The mechs listening were entranced. This was nothing like they'd ever seen before, though they knew that Rockwell was a last ditch project for the elders. They were his last chance to change.
Sun glanced at the twins. "You're from Kaon. Drift is, too. It was a hard luck town and you were orphaned, twins. Tell what the state did about that."
Sunstreaker glanced at Sideswipe. "We ended up in a Youth Center. We were left there."
"What do you think was the reason?" Sun asked.
They stared at him, this god from their personal pantheon and did something they never did outside a small trusted circle.

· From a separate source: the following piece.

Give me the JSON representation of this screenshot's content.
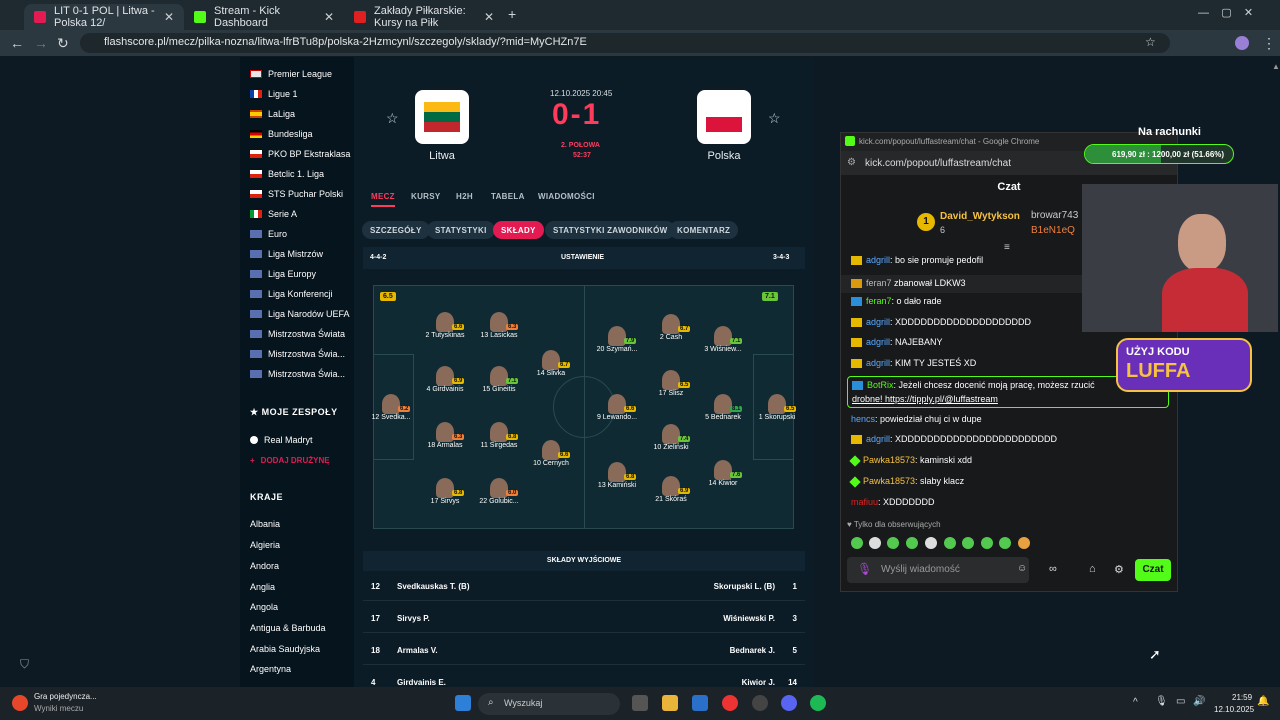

They disclosed their personal information.
Sideswipe glanced at Sunstreaker, then looked at Sun. "We think they had a problem keeping us. We know they didn't do it because they wanted to. We know it wasn't that."
Sun nodded. He glanced at Drift. "What about you, infant? What about your life?"
Drift stared at Sun, someone he loved and admired. "I grew up in a packing crate that was part of the dump, the city refuse area. We lived near the gate and my genitors worked hard. They tried their best. They never slacked but they couldn't make it happen. They weren't allowed to. It broke them down. I was alone a lot and got into trouble. I learned to fight and steal and hate the system, the government,, and especially those who put their peds on our necks. My genitors deserved the best. They never got it."
"When Megatron came, you went with him," Sun said.
Drift nodded. "I did."
Jack glanced at the mechs sitting around the room. "You didn't have to love Cybertron and our culture. It didn't do a damned thing for you but hurt you, but here you are changing, serving and protecting. You give back your best to a system that didn't value you or your families. You shouldn't love Cybertron but you do and its to your credit and honor that it happens."
Sun looked at Rockwell. "Megatron isn't the problem here, Rockwell. He was just the symptom borne out of the disease. The System was the disease and three times that kind of thinking brought us all to the brink. It kept mechs and femmes from being what they wanted to be and we all lost out on their talents. Why should a little mech who was loved by his genitors live like Drift did? What idea or inspiration can you tell me that justifies such a betrayal of an innocent kid, his genitors, our greatest benefactor, Primus and the teachings of our culture that says without caveats that all of us are one.?"
Everyone waited as Rockwell struggled to think. He couldn't. He glanced at the mechs around the room, then Prime. "Are you going to shoot me?"
Prime stared at him, then shook his helm. "No," Optimus said. "I am not like Sentinel Prime."
=0=TBC 4-22-2020 5-8-2020
ESL:
Fait accompli: (Fate oh-comm-plee) Noun: a thing that has already happened or been decided before those affected hear about it, leaving them with no option but to accept it.